Before issuing any type of debt consolidation loan, lenders will look at several variables. The first one being your current credit standing. Lenders will run a credit report that will depict your payment history, including how many credit lines you have open. Another factor they will look at is proof of income. Lenders need to know that you have the means to pay off the loan. They will look at your financial stability as well, reviewing details such as how many late payments, card cancellations, and open lines you have initiated. These are used to determine the level of risk in your portfolio. Lastly, they will look at equity. Any collateral that you have in items such as a home equity can help you qualify for larger loans. Online tools such as a debt consolidation calculator can give you insights into the best debt consolidation option for your current financial situation.

Debt Consolidation Calculator

Debt consolidation calculations can be completed on most lender sites such as Here, you can place the amount of debt you have and the annual percentage rate attached to the particular loan. The debt consolidation calculator will tell you the payment details when you consolidate all of your debts into a single fixed rate loan. Having several credit card payments can lead to payments slipping through the cracks; it is hard to organize your debts when they are scattered through different creditors. Placing all of your credit card debt onto one card will allow you to submit a single monthly payment. This can help to alleviate any late fees or payment cancellations damaging your credit standing.

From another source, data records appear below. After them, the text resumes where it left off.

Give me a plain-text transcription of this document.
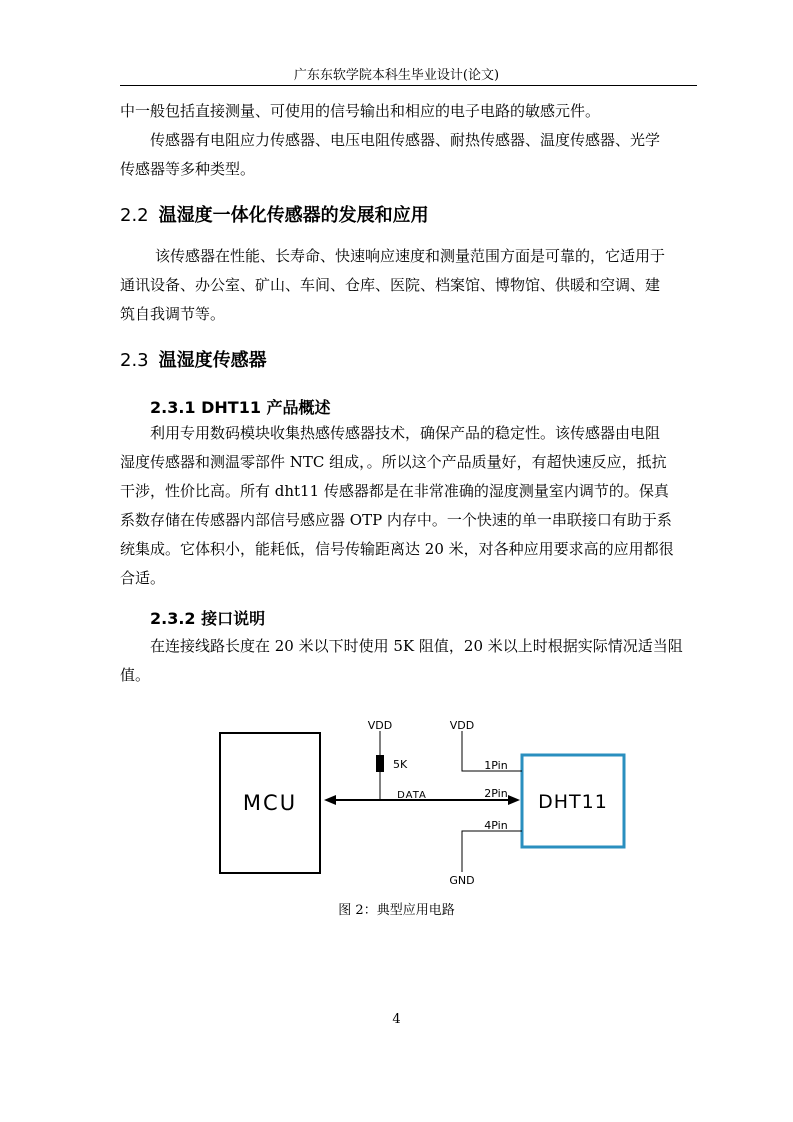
广东东软学院本科生毕业设计(论文)

中一般包括直接测量、可使用的信号输出和相应的电子电路的敏感元件。

传感器有电阻应力传感器、电压电阻传感器、耐热传感器、温度传感器、光学
传感器等多种类型。

2.2 温湿度一体化传感器的发展和应用

该传感器在性能、长寿命、快速响应速度和测量范围方面是可靠的，它适用于
通讯设备、办公室、矿山、车间、仓库、医院、档案馆、博物馆、供暖和空调、建
筑自我调节等。

2.3 温湿度传感器
2.3.1 DHT11 产品概述

利用专用数码模块收集热感传感器技术，确保产品的稳定性。该传感器由电阻
湿度传感器和测温零部件 NTC 组成，。所以这个产品质量好，有超快速反应，抵抗
干涉，性价比高。所有 dht11 传感器都是在非常准确的湿度测量室内调节的。保真
系数存储在传感器内部信号感应器 OTP 内存中。一个快速的单一串联接口有助于系
统集成。它体积小，能耗低，信号传输距离达 20 米，对各种应用要求高的应用都很
合适。

2.3.2 接口说明

在连接线路长度在 20 米以下时使用 5K 阻值，20 米以上时根据实际情况适当阻
值。

MCU	DHT11
VDD
5K
DATA	2Pin
VDD
1Pin
4Pin
GND
图 2：典型应用电路
4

Before paying off your debt, it is important to research the options that are available to you. Considering important factors such as credit score, current income, or any job or financial changes in the future will help you find the best debt consolidation plan for you. The more efficient you can be in paying off the debt, the better chance you will have to keep interest rates low and penalties diminished. A debt consolidation calculator will give you an accurate depiction of what your payments will look like under different consolidation agreements. Lenders will help you work with any issues that may be getting in the way of this refinance. For example, if your credit is too low, lenders can go through your report line by line to determine what things are negatively effecting your credit.